OpenAI has launched a significant upgrade to its background automation features by introducing a dedicated “Scheduled” page in the ChatGPT sidebar, giving ChatGPT scheduled tasks their own control hub.
The new dashboard transforms how users handle recurring automations and reminders, effectively shifting ChatGPT from a purely reactive chatbot into a proactive agent capable of running background workflows completely unattended.
1. What is the “Scheduled” Page Feature?
Previously, users had to dig deep into notification settings or click on individual chat logs to track background activities. The new rollout establishes a central control hub in the main sidebar.
From this single surface on the web or mobile app, users can:
- View a comprehensive list of all active background automations.
- See precisely when each automation is queued to run next.
- Seamlessly pause, resume, edit, or delete existing tasks without disrupting the original chat threads.
How to Set Up a Scheduled Task in ChatGPT
- Open the new Scheduled page from the ChatGPT sidebar on the web or mobile app.
- Create a task by describing the recurring prompt you want ChatGPT to run, such as a daily summary or a web-monitoring check.
- Set the timing, either a specific time or a broader window like “Every morning” or “Each afternoon.”
- Choose whether it is a standard recurring task or a “Monitoring” task that only alerts you when a meaningful change is detected.
- Manage it later from the same page, where you can pause, resume, edit, or delete the task without disrupting the original chat thread.
2. Flexible Timing and “Monitoring” Workflows
The update introduces much smarter scheduling logic and conditional execution rules:
- Vague Timing Windows: Instead of forcing a rigid time (e.g., exactly 7:30 AM), users can now command broader windows like “Every morning” or “Each afternoon,” allowing OpenAI to optimize backend processing server loads.
- Smart Web Monitoring: Instead of blindly running a prompt and repeating the same data, “Monitoring” tasks can scan the web or check connected tools (like Gmail or Google Calendar) and only trigger a push alert or email notification if a meaningful change is detected.

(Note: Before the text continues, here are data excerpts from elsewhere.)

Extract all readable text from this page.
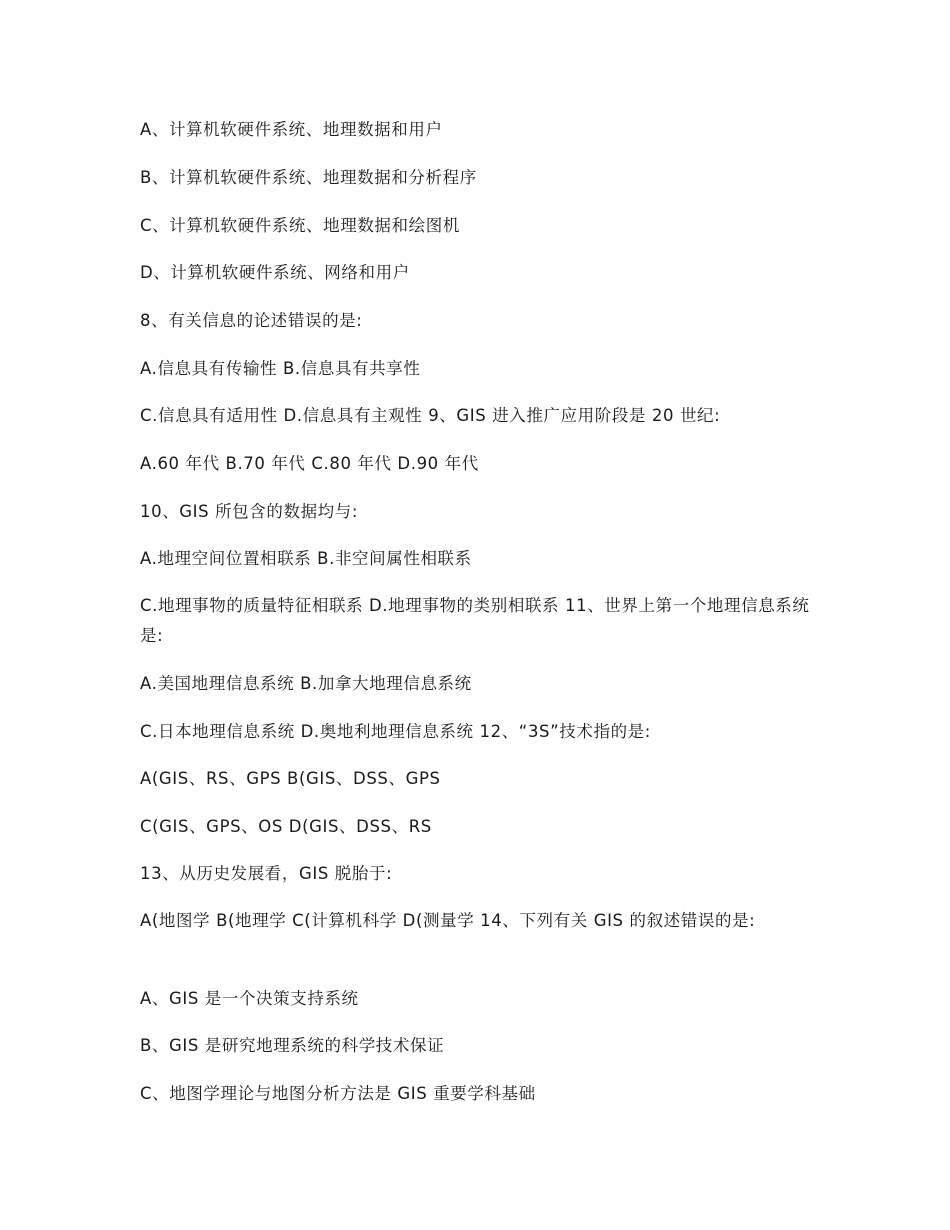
A、计算机软硬件系统、地理数据和用户

B、计算机软硬件系统、地理数据和分析程序

C、计算机软硬件系统、地理数据和绘图机

D、计算机软硬件系统、网络和用户

8、有关信息的论述错误的是:

A.信息具有传输性 B.信息具有共享性

C.信息具有适用性 D.信息具有主观性 9、GIS 进入推广应用阶段是 20 世纪:

A.60 年代 B.70 年代 C.80 年代 D.90 年代

10、GIS 所包含的数据均与:

A.地理空间位置相联系 B.非空间属性相联系

C.地理事物的质量特征相联系 D.地理事物的类别相联系 11、世界上第一个地理信息系统是:

A.美国地理信息系统 B.加拿大地理信息系统

C.日本地理信息系统 D.奥地利地理信息系统 12、“3S”技术指的是:

A(GIS、RS、GPS B(GIS、DSS、GPS

C(GIS、GPS、OS D(GIS、DSS、RS

13、从历史发展看，GIS 脱胎于:

A(地图学 B(地理学 C(计算机科学 D(测量学 14、下列有关 GIS 的叙述错误的是:

A、GIS 是一个决策支持系统

B、GIS 是研究地理系统的科学技术保证

C、地图学理论与地图分析方法是 GIS 重要学科基础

- The Retirement of ‘Pulse’: As part of this rollout, OpenAI is officially discontinuing Pulse—the daily proactive briefing tool. All asynchronous research, daily summaries, and memory-tracking automations are being fully consolidated into Scheduled Tasks.
3. Tier-Based Limits and Guardrails
Because running prompts in the background requires continuous server overhead, OpenAI has capped active automated tasks based on your subscription tier. This kind of always-on compute is part of OpenAI’s rising compute costs:
| Subscription Plan | Active Task Capacity |
| Go (Free Tier) | Up to 3 active tasks |
| Plus (Premium) | Up to 5 active tasks |
| Business / Edu | Up to 10 active tasks |
| Pro / Enterprise | Up to 15 active tasks |
Operational Rules to Keep in Mind:
- The Hourly Ceiling: Tasks are hard-capped and cannot execute more than once per hour, ruling out sub-hourly live tracking.
- The Inactivity Pause: If you ignore or leave automated task outputs unattended for an extended period, ChatGPT will automatically pause the task to preserve computing resources.
- Tool Exclusions: Background tasks cannot access files nested inside “Projects,” and they completely exclude Voice Chats, webhooks, or custom GPTs. Deleting a chat thread associated with a task will instantly pause its automation loop. Enterprise teams adopting these workflows include large customers like those in Samsung’s ChatGPT Enterprise rollout.
Frequently Asked Questions
How many scheduled tasks can free users create?
Free users on the Go tier can keep up to 3 active scheduled tasks. The Plus plan allows up to 5, Business and Edu allow up to 10, and Pro and Enterprise allow up to 15 active tasks. Across all tiers, a task cannot run more than once per hour.
What replaced ChatGPT Pulse?
The new Scheduled Tasks feature replaced Pulse, OpenAI’s daily proactive briefing tool. As part of this rollout, OpenAI discontinued Pulse and consolidated all asynchronous research, daily summaries, and memory-tracking automations into the Scheduled page.
How do ChatGPT scheduled tasks work?
You create a task from the Scheduled page by describing a recurring prompt and choosing either a fixed time or a flexible window like “Every morning,” then pick a standard recurring task or a Monitoring task. ChatGPT then runs that prompt unattended in the background—up to once per hour—and a Monitoring task only sends an alert when it detects a meaningful change.
What can you do with ChatGPT scheduled tasks?
Common use cases include daily summaries and briefings, recurring reminders, and web-monitoring checks that watch a page or a connected tool such as Gmail or Google Calendar and notify you only when something changes. Background tasks cannot access files inside “Projects” and exclude Voice Chats, webhooks, and custom GPTs.